URL: https://cgit.FreeBSD.org/src/commit/?id=3e230e0cc4ad822554afaaa07369ca5ccb62054d

commit 3e230e0cc4ad822554afaaa07369ca5ccb62054d
Author:     Rick Macklem <rmacklem@FreeBSD.org>
AuthorDate: 2023-02-11 03:34:57 +0000
Commit:     Rick Macklem <rmacklem@FreeBSD.org>
CommitDate: 2023-02-11 03:34:57 +0000

    nfsd: Fix handling of the error case for nfsvno_open some more

    Commit ded5f2954e1a defined done_namei to indicate that
    nd_repstat was set after a successful nfsvno_namei(),
    so that a cleanup needs to be done in nfsvno_open().
    However, it missed the case where a call to
    nfsrv_opencheck() in nfsvno_open() sets nd_repstat non-zero.

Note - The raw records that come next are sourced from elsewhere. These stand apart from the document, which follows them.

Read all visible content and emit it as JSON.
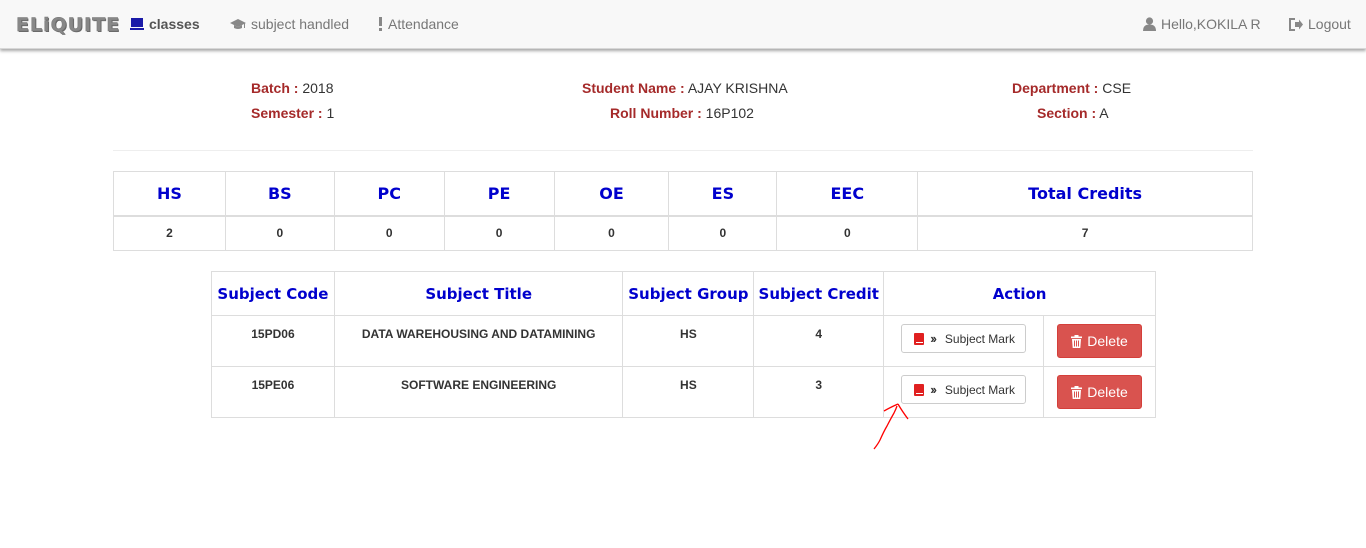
{
  "navbar": {
    "brand": "ELiQUITE",
    "items": [
      {
        "label": "classes",
        "icon": "monitor-icon",
        "active": true
      },
      {
        "label": "subject handled",
        "icon": "graduation-cap-icon",
        "active": false
      },
      {
        "label": "Attendance",
        "icon": "exclamation-icon",
        "active": false
      }
    ],
    "user_greeting": "Hello,KOKILA R",
    "logout_label": "Logout"
  },
  "student": {
    "batch_label": "Batch :",
    "batch": "2018",
    "semester_label": "Semester :",
    "semester": "1",
    "name_label": "Student Name :",
    "name": "AJAY KRISHNA",
    "roll_label": "Roll Number :",
    "roll": "16P102",
    "department_label": "Department :",
    "department": "CSE",
    "section_label": "Section :",
    "section": "A"
  },
  "credits": {
    "headers": [
      "HS",
      "BS",
      "PC",
      "PE",
      "OE",
      "ES",
      "EEC",
      "Total Credits"
    ],
    "values": [
      "2",
      "0",
      "0",
      "0",
      "0",
      "0",
      "0",
      "7"
    ]
  },
  "subjects": {
    "headers": [
      "Subject Code",
      "Subject Title",
      "Subject Group",
      "Subject Credit",
      "Action"
    ],
    "rows": [
      {
        "code": "15PD06",
        "title": "DATA WAREHOUSING AND DATAMINING",
        "group": "HS",
        "credit": "4"
      },
      {
        "code": "15PE06",
        "title": "SOFTWARE ENGINEERING",
        "group": "HS",
        "credit": "3"
      }
    ],
    "mark_button_label": "Subject Mark",
    "delete_button_label": "Delete"
  },
  "colors": {
    "accent_blue": "#0000cd",
    "label_red": "#a52a2a",
    "delete_red": "#d9534f",
    "annotation_red": "#ff0000"
  }
}
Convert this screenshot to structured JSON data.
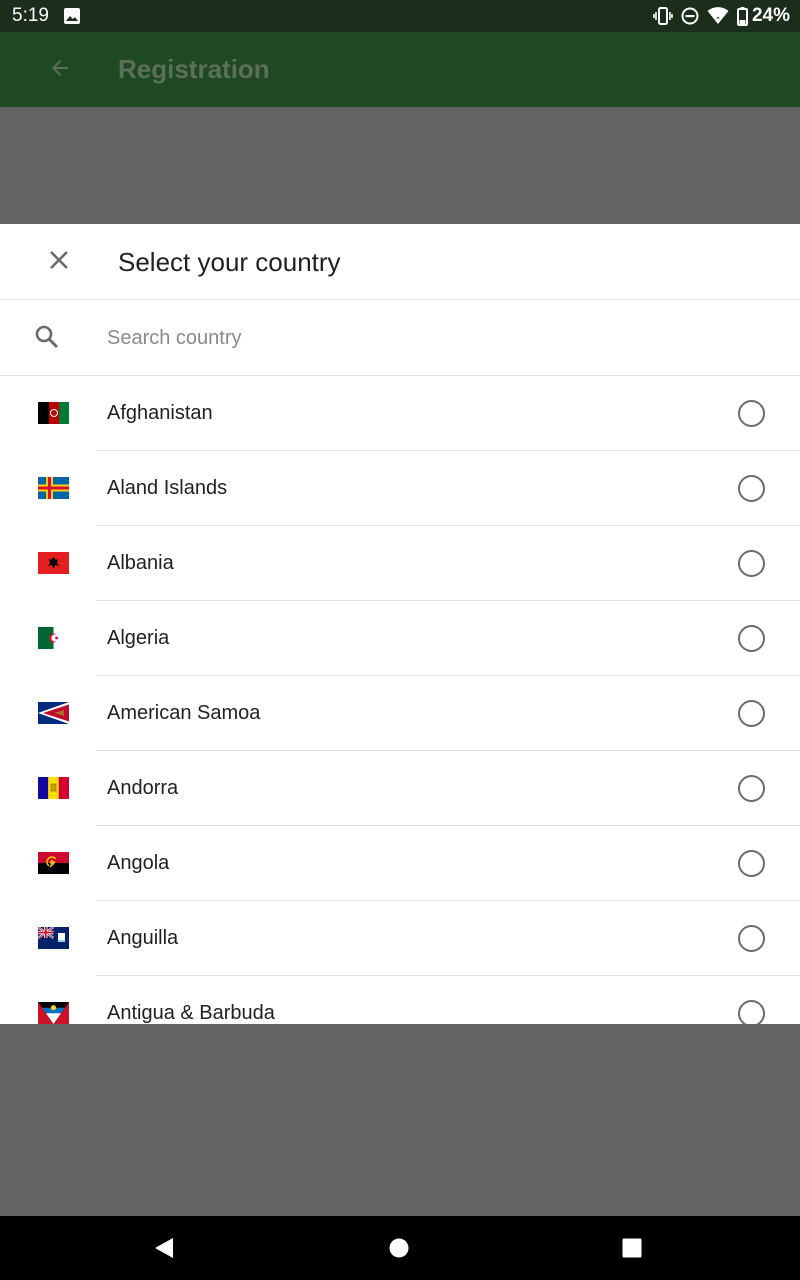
{
  "status_bar": {
    "time": "5:19",
    "battery": "24%",
    "icons": [
      "image-icon",
      "vibrate-icon",
      "do-not-disturb-icon",
      "wifi-icon",
      "battery-icon"
    ]
  },
  "app_bar": {
    "title": "Registration",
    "back_icon": "arrow-back-icon",
    "color": "#1f4a21"
  },
  "dialog": {
    "title": "Select your country",
    "close_icon": "close-icon",
    "search": {
      "placeholder": "Search country",
      "value": "",
      "icon": "search-icon"
    },
    "countries": [
      {
        "name": "Afghanistan",
        "flag": "afghanistan-flag",
        "selected": false
      },
      {
        "name": "Aland Islands",
        "flag": "aland-islands-flag",
        "selected": false
      },
      {
        "name": "Albania",
        "flag": "albania-flag",
        "selected": false
      },
      {
        "name": "Algeria",
        "flag": "algeria-flag",
        "selected": false
      },
      {
        "name": "American Samoa",
        "flag": "american-samoa-flag",
        "selected": false
      },
      {
        "name": "Andorra",
        "flag": "andorra-flag",
        "selected": false
      },
      {
        "name": "Angola",
        "flag": "angola-flag",
        "selected": false
      },
      {
        "name": "Anguilla",
        "flag": "anguilla-flag",
        "selected": false
      },
      {
        "name": "Antigua & Barbuda",
        "flag": "antigua-barbuda-flag",
        "selected": false
      }
    ]
  },
  "nav_bar": {
    "icons": [
      "nav-back-icon",
      "nav-home-icon",
      "nav-recents-icon"
    ]
  }
}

    This would cause panics due to a dangling locked vnode
    when nfsrv_opencheck() set nd_repstat, such as during grace
    just after a server boot.

    This patch fixes the problem.

    PR:     268971

 sys/fs/nfsserver/nfs_nfsdport.c | 11 ++++++++++-
 1 file changed, 10 insertions(+), 1 deletion(-)
Comment 20 commit-hook freebsd_committer freebsd_triage 2023-02-11 15:15:16 UTC
A commit in branch main references this bug:

URL: https://cgit.FreeBSD.org/src/commit/?id=5fd0916cdbfdbaad620f3d5e7ff80e3436c640ea

commit 5fd0916cdbfdbaad620f3d5e7ff80e3436c640ea
Author:     Rick Macklem <rmacklem@FreeBSD.org>
AuthorDate: 2023-02-11 15:14:08 +0000
Commit:     Rick Macklem <rmacklem@FreeBSD.org>
CommitDate: 2023-02-11 15:14:08 +0000

    nfsd: Add a KASSERT in nfsvno_open

    Commit ded5f2954e1a defined done_namei to indicate that
    nd_repstat was set after a successful nfsvno_namei(),
    so that a cleanup needs to be done in nfsvno_open().
    This only happens when nfsvno_namei() is done with CREATE.

    This patch adds a KASSERT() to check for that.

    PR:     268971

 sys/fs/nfsserver/nfs_nfsdport.c | 2 ++
 1 file changed, 2 insertions(+)
Comment 21 Rick Macklem freebsd_committer freebsd_triage 2023-12-28 23:11:49 UTC
This should now be fixed in main and the stable branches.